Principle #3: When we change our environments, it’s easier to change ourselves: To my mind, wearable tech is useful when it reminds us that without changing our environment, lifestyle changes won’t stick. For example, it can encourage us to park our car further from our office, or maybe take public transit so we walk more. It’s the same reason that putting calorie counts on menus (as New York City has done) is likely to change the eating habits of consumers who are already sensitized to the need to eat better. Stand up desks get us to change our routines in the office, too. And a healthier lunch room, combined with better and cheaper food at the grocery store can help populations most at risk of obesity make changes before their problems get worse. In each and every case, it’s changes to the world around us that force us to be our best selves. Sure, we could try and change ourselves (and personal motivation is always key to success), but without external changes, no amount of personal transformation is going to change our BMI. The best motivators I know of to increase walking are either a friendly group of hikers that meet each weekend, or a dog that needs you to take it outside each and every day for a walk.  

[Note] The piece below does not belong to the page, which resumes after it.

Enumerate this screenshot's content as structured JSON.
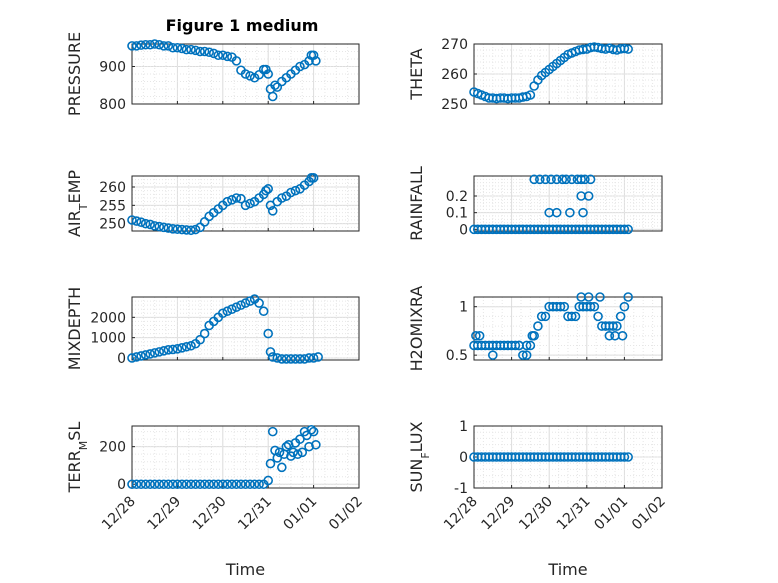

Thinking back to that experiment in Pittsburgh, one has to wonder whether people were coached on how to make the best use possible of their wearables. Or did the wearable just give them a dose of guilt, but cause no change in behavior?

Health research is never easy to decipher. When we look across studies, though, patterns emerge quite plainly. Here’s my best advice based on what I see:

1. If you are struggling to keep your weight down, find someone to talk to, and change your peer group so you’re hanging out with healthier people. You’re more likely to make a series of behavioral changes as a consequence.

2. Use wearable tech to help maintain a healthy lifestyle. It can likely remind you to be your best self. If you already have a serious weight problem, though, a wearable has so far not been proven to help you take the weight off. It might, however, prevent most people in the wider population from ever having a weight problem.

3. No matter whether you wear a device that counts steps, or you count calories, changing your thinking is never enough on its own to sustain a change in lifestyle. Think about the world around you and modify that at the same time you are changing your thoughts. You are likely to find it is far less difficult to modify personal behaviors, and it will take far less motivation to change, when the environment in which you live demands from you a healthier lifestyle.